Tuesday, October 20, 2009

About HELOCs

A home-equity line of credit (HELOC) works almost like a credit card, only it's secured by your home's equity
(the market value minus the mortgage). Whatever the size of your credit line, you pay interest only on the amount
you use. If your line's maximum is $50,000, you can borrow $5,000 or $20,000, repay and borrow again as long as
you don't exceed the limit. Pointers:

1. Use for ongoing expenses, not big one-time costs.
A HELOC comes in handy for paying college tuition or for a multiyear home renovation because you can dip in only
as needed. You might also have one in place for emergencies if, say, you lose your job. If you're borrowing for one
big expense, you're better off with a fixed-rate home-equity loan.
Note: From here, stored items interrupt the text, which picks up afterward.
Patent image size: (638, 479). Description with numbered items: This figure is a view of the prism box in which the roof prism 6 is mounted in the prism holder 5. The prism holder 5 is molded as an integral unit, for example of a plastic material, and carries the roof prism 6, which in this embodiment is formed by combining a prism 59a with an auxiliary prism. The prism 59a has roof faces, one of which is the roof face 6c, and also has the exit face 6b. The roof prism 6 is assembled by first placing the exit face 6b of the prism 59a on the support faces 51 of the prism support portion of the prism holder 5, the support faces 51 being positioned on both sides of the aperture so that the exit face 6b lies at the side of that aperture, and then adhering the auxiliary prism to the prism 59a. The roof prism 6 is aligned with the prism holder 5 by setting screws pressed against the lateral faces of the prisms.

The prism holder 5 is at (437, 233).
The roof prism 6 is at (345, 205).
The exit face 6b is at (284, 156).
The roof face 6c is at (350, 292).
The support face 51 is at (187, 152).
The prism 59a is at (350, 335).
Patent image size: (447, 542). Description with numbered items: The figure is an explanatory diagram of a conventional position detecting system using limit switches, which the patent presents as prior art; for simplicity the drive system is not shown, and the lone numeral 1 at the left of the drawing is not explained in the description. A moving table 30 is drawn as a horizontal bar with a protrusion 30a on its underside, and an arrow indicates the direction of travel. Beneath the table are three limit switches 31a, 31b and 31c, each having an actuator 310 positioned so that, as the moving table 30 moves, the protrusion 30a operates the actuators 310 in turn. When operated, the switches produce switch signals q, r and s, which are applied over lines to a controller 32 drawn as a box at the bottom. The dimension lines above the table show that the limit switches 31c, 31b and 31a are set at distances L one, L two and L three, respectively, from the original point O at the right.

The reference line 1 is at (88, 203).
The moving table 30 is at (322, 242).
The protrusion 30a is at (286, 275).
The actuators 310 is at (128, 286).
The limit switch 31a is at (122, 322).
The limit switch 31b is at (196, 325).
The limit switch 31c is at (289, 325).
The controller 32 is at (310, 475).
2. Hunt for a low permanent rate.
Teaser rates (now less common) go as low as 5.25% but will jump later. All HELOCs charge a variable rate based on
prime (currently 8.25%), plus or minus a margin. Look for incentives: A bank may shave off 0.25% if you do your
checking there and an equal amount if you sign up for automatic payments.

3. Never borrow more than 80% of your equity.
Borrow more and you'll wind up with a higher interest rate. Plus you'll leave yourself vulnerable to having you
equity wiped out by a modest decline in home prices.

4. Shop your own bank first.
Your mortgage lender may cut you a deal since you're already a customer. "They have a lot of your records on file,
which can accelerate the process" and cut administrative costs, says Greg McBride, senior financial analyst for Bankrate
.com. Next, get quotes from at least two other lenders, starting with a credit union or local bank.
Also check rates at bankrate.com.

5. Avoid these gotchas.
Pass on HELOCs that charge a $50 to $100 annual inactivity fee or require a minimum draw at closing
(meaning you have to borrow and start paying interest on, say, $10,000 immediately). Also, beware of
early-termination fees-either a few hundred dollars or a percentage of the balance-for closing the credit line
within the first three years. End your HELOC early and you could be hit with those fees retroactively.

6. Run from a balloon.
HELOCs have a set term, typically 10 years, during which you repay both interest and principal. But watch out
for so-called balloon HELOCs with interest-only payments. Your monthly bill will be lower, but you'll owe all
of the principal once the HELOC comes due. In the worst case, if you can't repay or refinance, you might have
to sell your home. More often, you'll wind up owing more after paying thousands of dollars.